The victim suffered fractures to his arms and legs from beatings he received while abducted. The kidnappers had demanded a HK$30 million ransom from his family, but police said no money changed hands.
However, the source said it was believed that some HK$35 million in Tether tokens had been stolen from the victim’s e-wallet after he was forced to hand over the password during his week in captivity.
In Hong Kong, police have arrested and charged eight men with conspiracy to kidnap over the case. Abduction is punishable by life imprisonment under the Offences against the Person Ordinance.
After learning the seven other suspects had fled to the mainland, police sought the help of Guangdong public security officers in tracking them down.
The source said the seven men were picked up by mainland police in a series of raids in Foshan and Dongguan earlier this week.

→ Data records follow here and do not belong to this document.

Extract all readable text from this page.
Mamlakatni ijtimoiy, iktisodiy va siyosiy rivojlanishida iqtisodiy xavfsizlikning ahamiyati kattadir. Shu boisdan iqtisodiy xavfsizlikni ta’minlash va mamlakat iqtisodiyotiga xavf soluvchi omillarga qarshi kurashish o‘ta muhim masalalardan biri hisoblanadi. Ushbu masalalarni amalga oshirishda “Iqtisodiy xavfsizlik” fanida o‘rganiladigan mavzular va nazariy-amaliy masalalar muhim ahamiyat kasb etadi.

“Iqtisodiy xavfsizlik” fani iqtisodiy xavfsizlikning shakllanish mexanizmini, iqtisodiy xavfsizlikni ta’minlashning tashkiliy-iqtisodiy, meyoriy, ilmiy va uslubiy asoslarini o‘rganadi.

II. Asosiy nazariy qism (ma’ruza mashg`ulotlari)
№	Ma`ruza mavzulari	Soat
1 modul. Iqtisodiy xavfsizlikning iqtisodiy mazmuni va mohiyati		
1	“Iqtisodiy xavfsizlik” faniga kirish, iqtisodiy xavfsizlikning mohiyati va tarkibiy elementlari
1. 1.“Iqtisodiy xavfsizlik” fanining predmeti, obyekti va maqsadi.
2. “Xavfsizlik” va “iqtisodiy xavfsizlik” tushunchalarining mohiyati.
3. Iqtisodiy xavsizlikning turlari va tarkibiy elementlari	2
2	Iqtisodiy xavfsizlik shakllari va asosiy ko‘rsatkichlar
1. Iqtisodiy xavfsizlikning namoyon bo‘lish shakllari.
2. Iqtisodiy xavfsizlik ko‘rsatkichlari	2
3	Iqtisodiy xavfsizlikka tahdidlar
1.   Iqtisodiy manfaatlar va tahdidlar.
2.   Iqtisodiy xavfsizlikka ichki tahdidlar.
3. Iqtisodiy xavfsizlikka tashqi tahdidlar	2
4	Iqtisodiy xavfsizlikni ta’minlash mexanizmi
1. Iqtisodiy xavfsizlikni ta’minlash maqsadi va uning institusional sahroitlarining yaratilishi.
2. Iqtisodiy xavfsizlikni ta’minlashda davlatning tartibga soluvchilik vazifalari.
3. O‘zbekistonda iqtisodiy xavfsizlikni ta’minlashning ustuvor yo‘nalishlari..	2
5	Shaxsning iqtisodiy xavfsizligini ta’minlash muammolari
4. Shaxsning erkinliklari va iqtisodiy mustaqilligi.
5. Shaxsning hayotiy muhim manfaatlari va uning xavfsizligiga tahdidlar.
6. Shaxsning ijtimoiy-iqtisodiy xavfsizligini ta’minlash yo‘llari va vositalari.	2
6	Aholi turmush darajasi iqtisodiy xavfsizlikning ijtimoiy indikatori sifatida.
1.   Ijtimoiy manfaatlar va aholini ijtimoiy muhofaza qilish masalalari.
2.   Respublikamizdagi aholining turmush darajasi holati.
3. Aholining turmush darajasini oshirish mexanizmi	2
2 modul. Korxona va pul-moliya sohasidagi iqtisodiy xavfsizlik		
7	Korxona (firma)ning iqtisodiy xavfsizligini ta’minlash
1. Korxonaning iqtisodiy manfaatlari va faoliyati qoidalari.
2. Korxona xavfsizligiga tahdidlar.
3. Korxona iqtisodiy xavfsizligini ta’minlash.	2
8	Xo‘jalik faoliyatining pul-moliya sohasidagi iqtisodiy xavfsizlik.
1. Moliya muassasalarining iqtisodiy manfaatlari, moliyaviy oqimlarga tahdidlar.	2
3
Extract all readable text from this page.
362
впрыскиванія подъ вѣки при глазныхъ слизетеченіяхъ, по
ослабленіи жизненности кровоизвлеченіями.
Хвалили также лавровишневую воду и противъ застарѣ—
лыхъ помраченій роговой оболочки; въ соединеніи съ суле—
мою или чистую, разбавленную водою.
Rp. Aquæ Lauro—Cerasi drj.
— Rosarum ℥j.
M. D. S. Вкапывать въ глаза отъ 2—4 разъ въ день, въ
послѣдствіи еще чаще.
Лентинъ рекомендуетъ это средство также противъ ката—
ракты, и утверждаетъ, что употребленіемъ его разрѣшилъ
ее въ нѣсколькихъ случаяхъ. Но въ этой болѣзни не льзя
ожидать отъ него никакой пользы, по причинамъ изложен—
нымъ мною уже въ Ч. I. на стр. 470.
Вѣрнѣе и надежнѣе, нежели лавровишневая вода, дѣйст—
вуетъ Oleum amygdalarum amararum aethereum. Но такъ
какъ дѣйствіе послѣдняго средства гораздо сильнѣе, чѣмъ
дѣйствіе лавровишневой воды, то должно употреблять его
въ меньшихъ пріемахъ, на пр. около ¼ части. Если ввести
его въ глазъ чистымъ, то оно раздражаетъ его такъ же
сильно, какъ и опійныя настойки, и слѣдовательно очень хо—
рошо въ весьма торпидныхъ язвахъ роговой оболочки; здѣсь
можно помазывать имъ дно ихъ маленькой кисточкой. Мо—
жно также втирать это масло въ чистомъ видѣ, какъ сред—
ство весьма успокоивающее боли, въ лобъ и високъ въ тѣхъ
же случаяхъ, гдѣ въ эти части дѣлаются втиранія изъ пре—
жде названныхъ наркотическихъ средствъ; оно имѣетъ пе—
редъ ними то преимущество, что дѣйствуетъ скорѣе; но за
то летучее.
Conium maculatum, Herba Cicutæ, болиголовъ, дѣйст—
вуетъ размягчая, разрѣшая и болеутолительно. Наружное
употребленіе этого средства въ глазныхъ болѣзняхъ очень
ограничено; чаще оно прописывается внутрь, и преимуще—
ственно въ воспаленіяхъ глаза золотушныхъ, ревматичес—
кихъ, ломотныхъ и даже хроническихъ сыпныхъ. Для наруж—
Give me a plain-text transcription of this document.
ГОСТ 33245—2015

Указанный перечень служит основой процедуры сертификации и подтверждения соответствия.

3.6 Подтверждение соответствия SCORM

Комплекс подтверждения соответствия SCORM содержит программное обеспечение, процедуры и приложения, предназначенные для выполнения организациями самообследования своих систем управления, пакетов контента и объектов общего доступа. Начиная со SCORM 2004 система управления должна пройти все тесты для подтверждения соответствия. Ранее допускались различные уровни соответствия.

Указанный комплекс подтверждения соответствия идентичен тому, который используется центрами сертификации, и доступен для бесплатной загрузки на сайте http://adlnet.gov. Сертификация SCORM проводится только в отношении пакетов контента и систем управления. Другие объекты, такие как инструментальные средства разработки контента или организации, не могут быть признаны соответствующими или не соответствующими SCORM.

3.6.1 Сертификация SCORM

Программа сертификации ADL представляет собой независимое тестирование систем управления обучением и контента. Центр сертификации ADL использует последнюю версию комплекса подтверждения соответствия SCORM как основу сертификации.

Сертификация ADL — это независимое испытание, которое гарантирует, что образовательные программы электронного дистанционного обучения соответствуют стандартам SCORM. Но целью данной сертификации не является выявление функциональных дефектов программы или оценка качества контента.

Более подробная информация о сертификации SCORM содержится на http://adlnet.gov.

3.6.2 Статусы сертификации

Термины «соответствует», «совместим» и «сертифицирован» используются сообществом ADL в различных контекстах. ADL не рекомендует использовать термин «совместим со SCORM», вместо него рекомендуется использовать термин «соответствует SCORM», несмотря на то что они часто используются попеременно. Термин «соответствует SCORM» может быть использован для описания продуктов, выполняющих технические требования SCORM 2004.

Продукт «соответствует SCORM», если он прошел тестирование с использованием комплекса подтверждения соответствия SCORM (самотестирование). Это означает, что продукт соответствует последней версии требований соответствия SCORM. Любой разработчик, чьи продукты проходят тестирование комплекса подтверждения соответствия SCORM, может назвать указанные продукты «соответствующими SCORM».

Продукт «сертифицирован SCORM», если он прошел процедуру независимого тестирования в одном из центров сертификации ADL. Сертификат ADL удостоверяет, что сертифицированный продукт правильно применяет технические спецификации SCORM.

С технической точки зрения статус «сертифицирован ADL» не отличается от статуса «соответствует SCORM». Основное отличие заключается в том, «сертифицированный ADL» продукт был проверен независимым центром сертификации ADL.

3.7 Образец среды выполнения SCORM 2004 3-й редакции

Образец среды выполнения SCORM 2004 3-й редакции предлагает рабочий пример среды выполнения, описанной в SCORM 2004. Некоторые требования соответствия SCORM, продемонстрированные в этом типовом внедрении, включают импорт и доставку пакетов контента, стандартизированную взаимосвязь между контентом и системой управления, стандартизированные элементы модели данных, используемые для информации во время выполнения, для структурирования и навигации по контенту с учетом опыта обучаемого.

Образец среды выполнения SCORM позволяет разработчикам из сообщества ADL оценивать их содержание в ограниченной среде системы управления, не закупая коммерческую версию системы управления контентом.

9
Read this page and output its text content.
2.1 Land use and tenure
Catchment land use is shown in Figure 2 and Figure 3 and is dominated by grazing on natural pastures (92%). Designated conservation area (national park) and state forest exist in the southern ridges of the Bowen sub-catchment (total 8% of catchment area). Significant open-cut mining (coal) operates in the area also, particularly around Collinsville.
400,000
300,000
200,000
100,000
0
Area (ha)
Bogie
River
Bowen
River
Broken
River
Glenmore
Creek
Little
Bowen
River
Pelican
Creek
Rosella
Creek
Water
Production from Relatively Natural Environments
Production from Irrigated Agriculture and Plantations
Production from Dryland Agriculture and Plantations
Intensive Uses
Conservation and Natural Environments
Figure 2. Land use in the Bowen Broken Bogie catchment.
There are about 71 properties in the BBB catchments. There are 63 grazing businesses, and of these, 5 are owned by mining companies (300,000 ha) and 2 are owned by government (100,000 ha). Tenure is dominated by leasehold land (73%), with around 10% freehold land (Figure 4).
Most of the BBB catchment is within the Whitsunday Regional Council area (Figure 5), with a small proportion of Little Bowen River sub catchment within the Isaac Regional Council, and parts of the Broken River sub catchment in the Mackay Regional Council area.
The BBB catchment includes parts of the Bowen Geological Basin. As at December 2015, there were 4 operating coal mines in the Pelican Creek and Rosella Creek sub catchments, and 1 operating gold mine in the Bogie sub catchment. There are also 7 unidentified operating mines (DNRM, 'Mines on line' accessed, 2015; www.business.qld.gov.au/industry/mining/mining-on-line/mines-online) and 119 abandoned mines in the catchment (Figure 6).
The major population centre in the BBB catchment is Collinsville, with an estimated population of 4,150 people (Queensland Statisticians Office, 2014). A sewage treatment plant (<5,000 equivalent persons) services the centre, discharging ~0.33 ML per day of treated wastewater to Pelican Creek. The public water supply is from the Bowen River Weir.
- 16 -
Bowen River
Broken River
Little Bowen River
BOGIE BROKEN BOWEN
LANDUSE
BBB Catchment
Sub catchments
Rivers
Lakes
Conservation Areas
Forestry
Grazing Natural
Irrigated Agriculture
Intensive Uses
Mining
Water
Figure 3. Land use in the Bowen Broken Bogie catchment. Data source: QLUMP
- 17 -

Detectives from the Kowloon West regional crime unit are handling the case.
Following recent arrests in connection with cryptocurrency-related crimes, police warned the public against meeting strangers to conduct transactions, and urged traders to use credible platforms.
2 Hong Kong men denied bail after being charged with abduction of trader
According to the force, cryptocurrency crimes tend to fall into one of three categories: using the digital currencies to launder money, robbing crypto buyers or sellers during face-to-face transactions, or investment scams in which sellers disappear after taking a victim’s money.
In the biggest such case, a 30-year-old man was scammed out of HK$124 million in June. He had been approached by two men and a woman in their 30s who posed as investment consultants and promised that if he put his money in a cryptocurrency called Filecoin, he would reap huge returns.
The victim handed over money in two instalments in February and April, then watched Filecoin’s share price plunge from US$168 to US$73, prompting him to try and withdraw the cash in June. However, he was unable to contact the purported consultants and ultimately reported the case to police.